Implementation of Gale-Shapley Algorithm (Stable match making Algorithm ) on student-university matching problem in C Gale Shapley Algorithm : This algorithm is used in solving stable match-making problem, it is also called as Deferred Acceptance Algorithm. To explain the problem and algorithm, we implemented the algorithm in making stable matched pairs of University and Student.
What is Stable Matching problem? Stable Matching Problem is the problem to find stable matching between two equally sized sets. The matching is based on a given order of preference. A matching from one set to the other set is a bijection. Every element in one set is paired with an element in the other set.
Let there be two sets (let say one is a set of students and the other is a set of universities) And (S,U) is a pair of student and university then the pair will be considered not stable if: i) There a student let say S'(other than S) in set of students that prefers university U more than S AND ii) U also prefers student S' more than student S.
OR i) There is a University U'(other than U) that prefers student S more than U AND ii)S also prefers University U' more than it prefers U.
Using Gale-Shapley Algo all pairs formed are made stable. To make it more simpler we will consider N students and N universities. Given these two sets with this algo we will form stable pairs of Students and their respective Universities.
Steps -
- Each student who has not been admitted to any universities yet goes to the university that he/she prefers the most to whom he has not applied for admission yet according to the preference list.
- If a student applies for admission to a university in which the seat is not filled then he/she gets admission in that university.
- If a student applies for admission to a university in which the seat is already filled, then the university checks its preference order to see which student it prefers more. If the university prefers the new student over its currently enrolled student, then the university drops out it’s old student and enrolls the new student. And the student who was previously admitted into the university is no more enrolled.
- These steps are repeated until all the students are enrolled in any of the universities.
##Prove that everyone is admitted to one of the university at the end of algorithm.
At the end of the algorithm, all students will be admitted to one of the universities. This is because each university will eventually be applied for admission by at least one of the students , thus every university will be admitted by some student.
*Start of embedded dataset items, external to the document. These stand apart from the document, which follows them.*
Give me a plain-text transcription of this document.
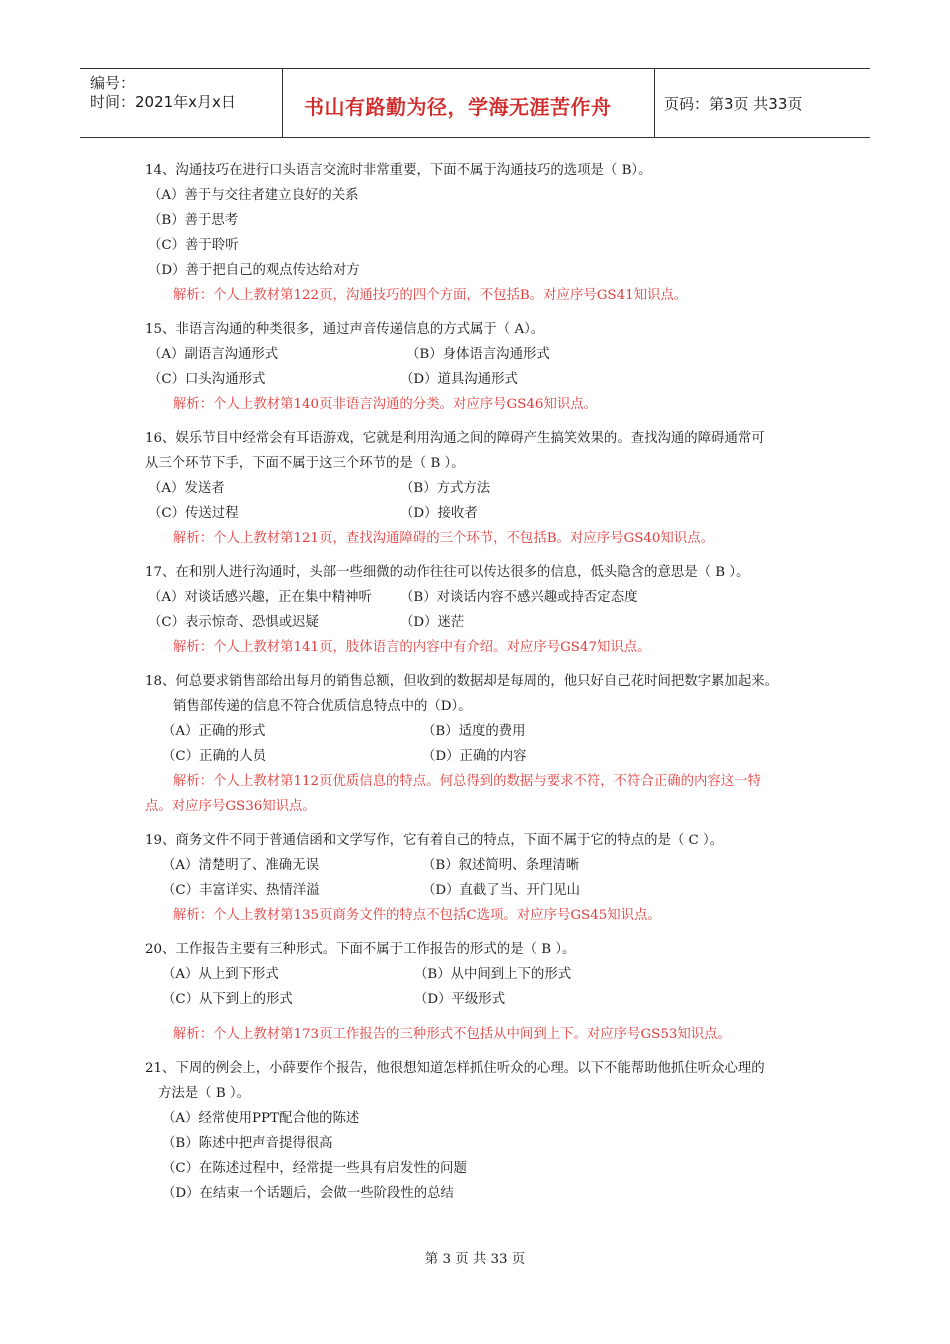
编号：
时间：2021年x月x日	书山有路勤为径，学海无涯苦作舟	页码：第3页 共33页
14、沟通技巧在进行口头语言交流时非常重要，下面不属于沟通技巧的选项是（ B）。
（A）善于与交往者建立良好的关系
（B）善于思考
（C）善于聆听
（D）善于把自己的观点传达给对方
解析：个人上教材第122页，沟通技巧的四个方面，不包括B。对应序号GS41知识点。
15、非语言沟通的种类很多，通过声音传递信息的方式属于（ A）。
（A）副语言沟通形式	（B）身体语言沟通形式
（C）口头沟通形式	（D）道具沟通形式
解析：个人上教材第140页非语言沟通的分类。对应序号GS46知识点。
16、娱乐节目中经常会有耳语游戏，它就是利用沟通之间的障碍产生搞笑效果的。查找沟通的障碍通常可
从三个环节下手，下面不属于这三个环节的是（ B ）。
（A）发送者	（B）方式方法
（C）传送过程	（D）接收者
解析：个人上教材第121页，查找沟通障碍的三个环节，不包括B。对应序号GS40知识点。
17、在和别人进行沟通时，头部一些细微的动作往往可以传达很多的信息，低头隐含的意思是（ B ）。
（A）对谈话感兴趣，正在集中精神听 （B）对谈话内容不感兴趣或持否定态度
（C）表示惊奇、恐惧或迟疑	（D）迷茫
解析：个人上教材第141页，肢体语言的内容中有介绍。对应序号GS47知识点。
18、何总要求销售部给出每月的销售总额，但收到的数据却是每周的，他只好自己花时间把数字累加起来。
销售部传递的信息不符合优质信息特点中的（D）。
（A）正确的形式	（B）适度的费用
（C）正确的人员	（D）正确的内容
解析：个人上教材第112页优质信息的特点。何总得到的数据与要求不符，不符合正确的内容这一特
点。对应序号GS36知识点。
19、商务文件不同于普通信函和文学写作，它有着自己的特点，下面不属于它的特点的是（ C ）。
（A）清楚明了、准确无误	（B）叙述简明、条理清晰
（C）丰富详实、热情洋溢	（D）直截了当、开门见山
解析：个人上教材第135页商务文件的特点不包括C选项。对应序号GS45知识点。
20、工作报告主要有三种形式。下面不属于工作报告的形式的是（ B ）。
（A）从上到下形式	（B）从中间到上下的形式
（C）从下到上的形式	（D）平级形式
解析：个人上教材第173页工作报告的三种形式不包括从中间到上下。对应序号GS53知识点。
21、下周的例会上，小薛要作个报告，他很想知道怎样抓住听众的心理。以下不能帮助他抓住听众心理的
方法是（ B ）。
（A）经常使用PPT配合他的陈述
（B）陈述中把声音提得很高
（C）在陈述过程中，经常提一些具有启发性的问题
（D）在结束一个话题后，会做一些阶段性的总结
第 3 页 共 33 页
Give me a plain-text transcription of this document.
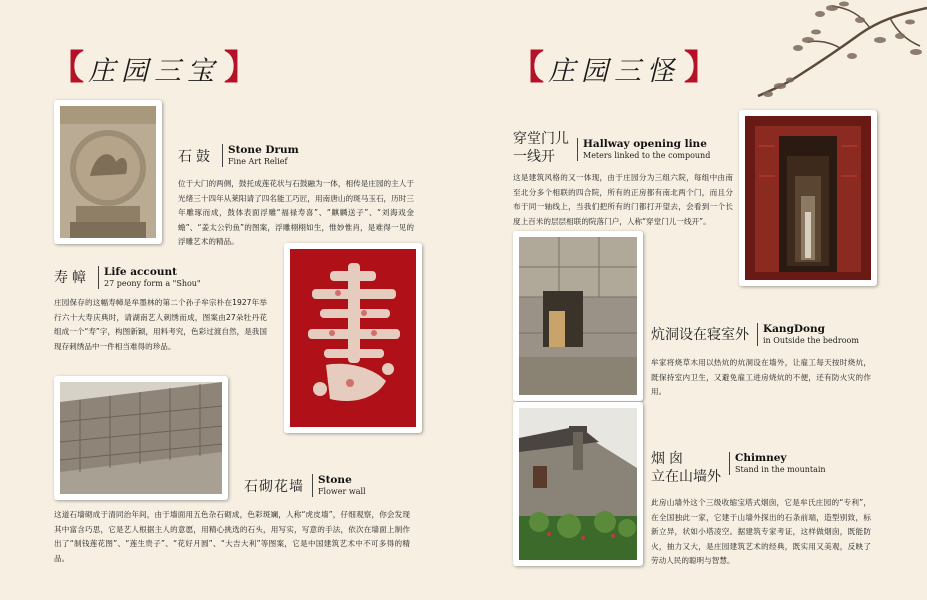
【 庄园三宝 】
石鼓 Stone Drum
Fine Art Relief
位于大门的两侧，鼓托成莲花状与石鼓融为一体，相传是庄园的主人于光绪三十四年从莱阳请了四名能工巧匠，用南唐山的斑马玉石，历时三年雕琢而成，鼓体表面浮雕“福禄寿喜”、“麒麟送子”、“刘海戏金蟾”、“姜太公钓鱼”的图案，浮雕栩栩如生，惟妙惟肖，是难得一见的浮雕艺术的精品。
寿幛 Life account
27 peony form a "Shou"
庄园保存的这幅寿幛是牟墨林的第二个孙子牟宗朴在1927年举行六十大寿庆典时，请湖南艺人刺绣而成，图案由27朵牡丹花组成一个“寿”字，构图新颖，用料考究，色彩过渡自然，是我国现存刺绣品中一件相当难得的珍品。
石砌花墙 Stone
Flower wall
这道石墙砌成于清同治年间，由于墙面用五色杂石砌成，色彩斑斓，人称“虎皮墙”，仔细观察，你会发现其中富含巧思，它是艺人根据主人的意愿，用精心挑选的石头，用写实，写意的手法，依次在墙面上制作出了“制钱莲花图”、“莲生贵子”、“花好月圆”、“大吉大利”等图案，它是中国建筑艺术中不可多得的精品。
【 庄园三怪 】
穿堂门儿
一线开
Hallway opening line
Meters linked to the compound
这是建筑风格的又一体现，由于庄园分为三组六院，每组中由南至北分多个相联的四合院，所有的正房都有南北两个门，而且分布于同一轴线上，当我们把所有的门都打开望去，会看到一个长度上百米的层层相联的院落门户，人称“穿堂门儿一线开”。
炕洞设在寝室外 KangDong
in Outside the bedroom
牟家将烧草木用以热炕的炕洞设在墙外，让雇工每天按时烧炕，既保持室内卫生，又避免雇工进房烧炕的不便，还有防火灾的作用。
烟囱
立在山墙外
Chimney
Stand in the mountain
此房山墙外这个三级收缩宝塔式烟囱，它是牟氏庄园的“专利”，在全国独此一家，它建于山墙外探出的石条前端，造型别致，标新立异，状如小塔凌空。据建筑专家考证，这样做烟囱，既能防火，抽力又大，是庄园建筑艺术的经典，既实用又美观，反映了劳动人民的聪明与智慧。
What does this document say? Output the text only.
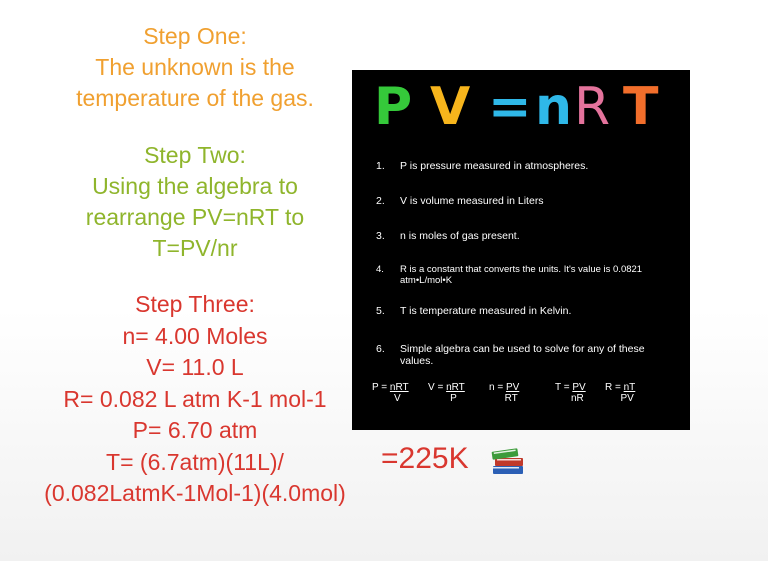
Step One:
The unknown is the
temperature of the gas.
Step Two:
Using the algebra to
rearrange PV=nRT to
T=PV/nr
Step Three:
n= 4.00 Moles
V= 11.0 L
R= 0.082 L atm K-1 mol-1
P= 6.70 atm
T= (6.7atm)(11L)/
(0.082LatmK-1Mol-1)(4.0mol)
P V = n R T
1. P is pressure measured in atmospheres.
2. V is volume measured in Liters
3. n is moles of gas present.
4. R is a constant that converts the units. It's value is 0.0821 atm•L/mol•K
5. T is temperature measured in Kelvin.
6. Simple algebra can be used to solve for any of these values.
P = nRT
V
V = nRT
P
n = PV
RT
T = PV
nR
R = nT
PV
=225K
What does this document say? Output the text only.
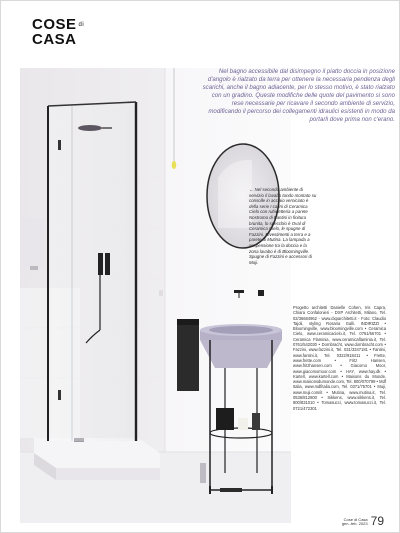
COSE di
CASA

Nel bagno accessibile dal disimpegno il piatto doccia in posizione d'angolo è rialzato da terra per ottenere la necessaria pendenza degli scarichi, anche il bagno adiacente, per lo stesso motivo, è stato rialzato con un gradino. Queste modifiche delle quote del pavimento si sono rese necessarie per ricavare il secondo ambiente di servizio, modificando il percorso dei collegamenti idraulici esistenti in modo da portarli dove prima non c'erano.

← Nel secondo ambiente di servizio il lavabo tondo montato su consolle in acciaio verniciato è della serie I catini di Ceramica Cielo con rubinetteria a parete Nostromo di Fantini in finitura brunita, lo specchio è Oval di Ceramica Cielo, le spugne di Fazzini. Rivestimenti a terra e a parete di Mutina. La lampada a sospensione tra la doccia e la zona lavabo è di Bloomingville. Spugne di Fazzini e accessori di Muji.

Progetto architetti Danielle Cohen, Iris Capra, Chiara Confalonieri - DXP Architetti, Milano, Tel. 02/36684962 - www.dxparchitetti.it - Foto: Claudio Tajoli, styling Rosaria Galli. INDIRIZZI • Bloomingville, www.bloomingville.com • Ceramica Cielo, www.ceramicacielo.it, Tel. 0761/56701 • Ceramica Flaminia, www.ceramicaflaminia.it, Tel. 0761/542030 • Dornbracht, www.dornbracht.com • Fazzini, www.fazzini.it, Tel. 031/3347181 • Fantini, www.fantini.it, Tel. 0322/918411 • Frette, www.frette.com • Fritz Hansen, www.fritzhansen.com • Giacomo Moor, www.giacomomoor.com • HAY, www.hay.dk • Kartell, www.kartell.com • Maisons du Monde, www.maisonsdumonde.com, Tel. 800/070799 • Mdf Italia, www.mdfitalia.com, Tel. 0371/75701 • Muji, www.muji.com/it • Mutina, www.mutina.it, Tel. 0536/812800 • Sikkens, www.sikkens.it, Tel. 800/831010 • Tomasucci, www.tomasucci.it, Tel. 0721/472301

Cose di Casa
gen.-feb. 2023 79
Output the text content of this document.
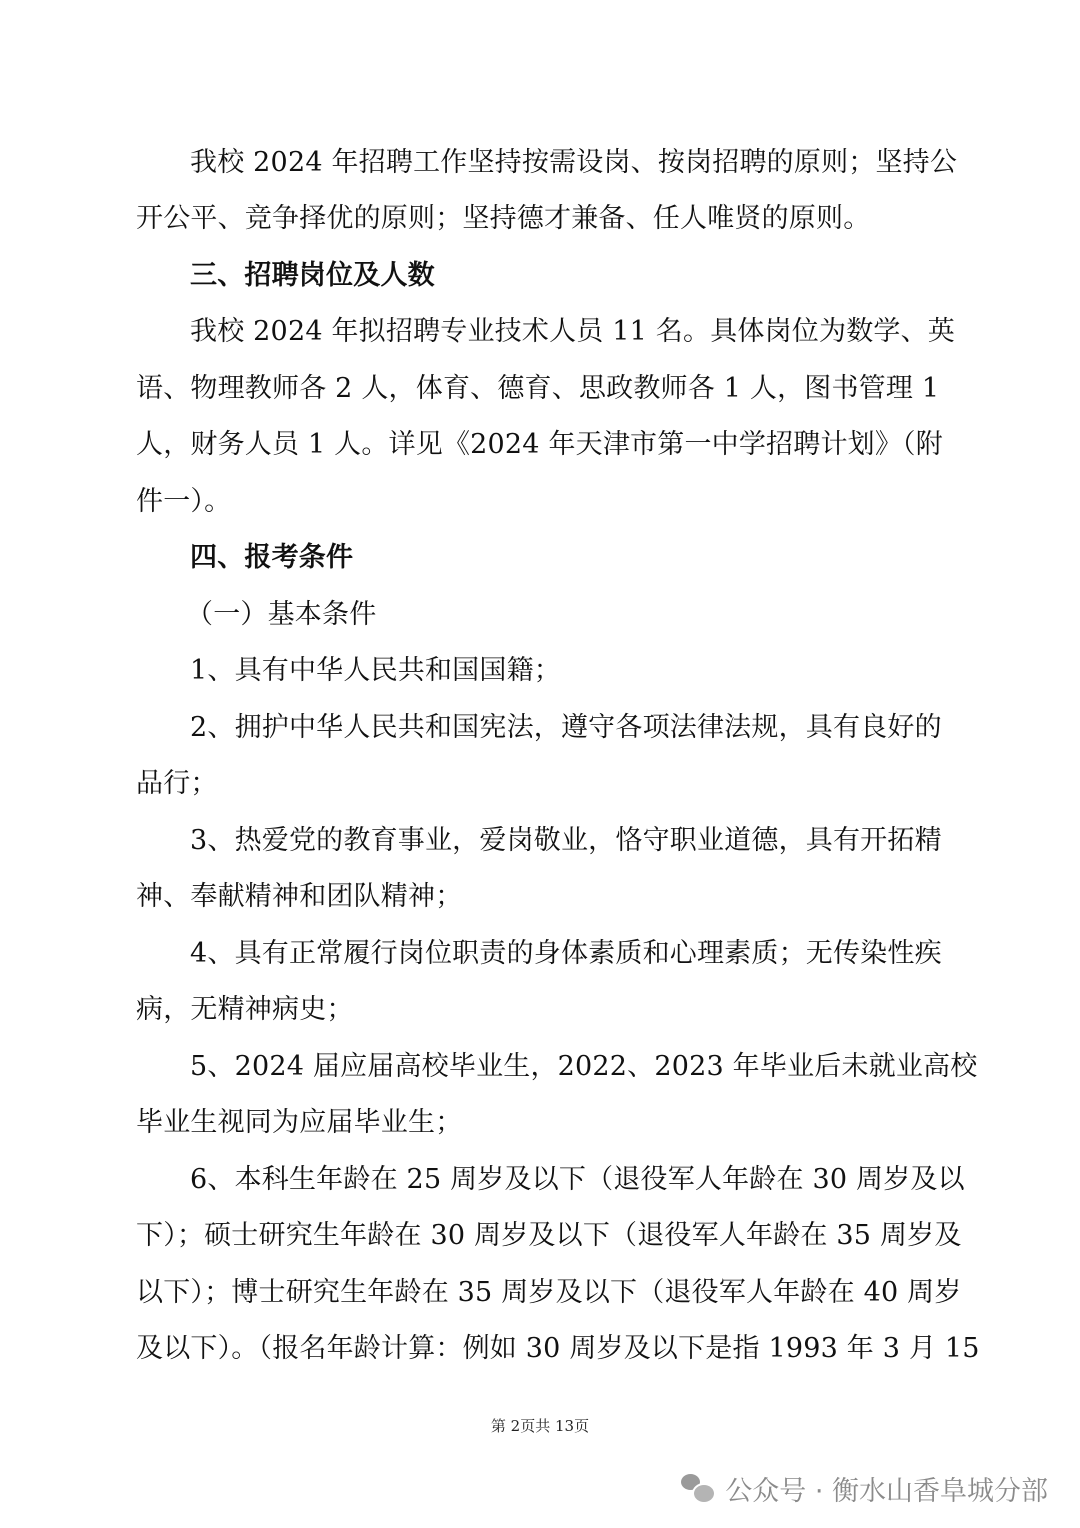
我校 2024 年招聘工作坚持按需设岗、按岗招聘的原则；坚持公
开公平、竞争择优的原则；坚持德才兼备、任人唯贤的原则。
三、招聘岗位及人数
我校 2024 年拟招聘专业技术人员 11 名。具体岗位为数学、英
语、物理教师各 2 人，体育、德育、思政教师各 1 人，图书管理 1
人，财务人员 1 人。详见《2024 年天津市第一中学招聘计划》（附
件一）。
四、报考条件
（一）基本条件
1、具有中华人民共和国国籍；
2、拥护中华人民共和国宪法，遵守各项法律法规，具有良好的
品行；
3、热爱党的教育事业，爱岗敬业，恪守职业道德，具有开拓精
神、奉献精神和团队精神；
4、具有正常履行岗位职责的身体素质和心理素质；无传染性疾
病，无精神病史；
5、2024 届应届高校毕业生，2022、2023 年毕业后未就业高校
毕业生视同为应届毕业生；
6、本科生年龄在 25 周岁及以下（退役军人年龄在 30 周岁及以
下）；硕士研究生年龄在 30 周岁及以下（退役军人年龄在 35 周岁及
以下）；博士研究生年龄在 35 周岁及以下（退役军人年龄在 40 周岁
及以下）。（报名年龄计算：例如 30 周岁及以下是指 1993 年 3 月 15
第 2页共 13页
公众号 · 衡水山香阜城分部
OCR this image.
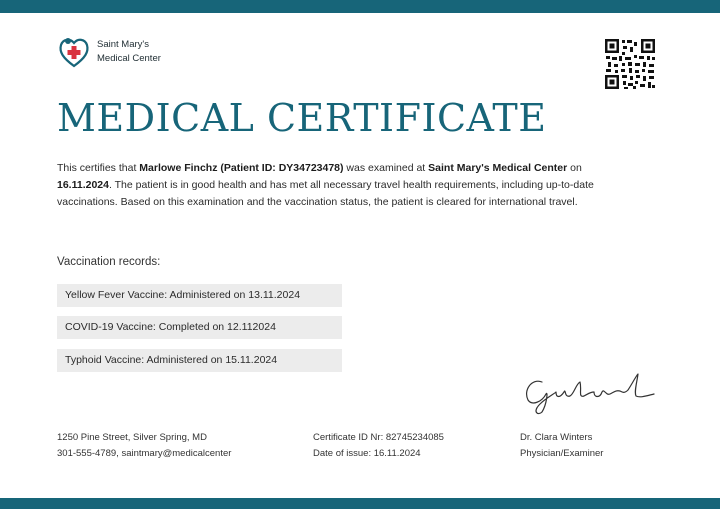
Saint Mary's
Medical Center
MEDICAL CERTIFICATE

This certifies that Marlowe Finchz (Patient ID: DY34723478) was examined at Saint Mary's Medical Center on 16.11.2024. The patient is in good health and has met all necessary travel health requirements, including up-to-date vaccinations. Based on this examination and the vaccination status, the patient is cleared for international travel.

Vaccination records:

Yellow Fever Vaccine: Administered on 13.11.2024
COVID-19 Vaccine: Completed on 12.112024
Typhoid Vaccine: Administered on 15.11.2024
1250 Pine Street, Silver Spring, MD
301-555-4789, saintmary@medicalcenter
Certificate ID Nr: 82745234085
Date of issue: 16.11.2024
Dr. Clara Winters
Physician/Examiner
##Prove all matching pairs are Stable Now we will show that all the pairs formed after implementation of this Algorithm will be stable pairs(according to our explanation of stable pairs given above)
Let two matched pairs be (S1,U1) and (S2, U2) obtained on completion of the Algorithm.---------------------------------------------------------------------------------------- We will show that it's not possible for S1 and U2 to prefer each other more than their currently matched counterpart. If S1 would have preferred U2 more then he/she would have applied for U2 before than it
For example :-
Suppose there are 3 students and 3 universities.
Student = {S1,S2,S3}
Universities = {U1,U2,U3}
The preference list for University –
U1 : S3>S2>S1
U2 : S1>S3>S2
U3 : S1>S2>S3
The preference list for University :–
S1 : U1>U2>U3
S2 : U2>U1>U3
S3 : U3>U1>U2
HOW TO RUN THE CODE:-
Input: In the first line of input user has to give a positive integer n which is the number of students and seats available. Next user is asked to enter n lines of input each line consisting n spaced integers ranging from 1 to n and all distinct.(This is the nxn matrix for Student Prefernce) Next user is asked to enter n lines of input each line consisting n spaced integers ranging from 1 to n and all distinct.(This is the nxn matrix for University Prefernce)
Output: Output Consits of n lines Each lines has two spaced intgers. ith line has student enrolled in ith univerity.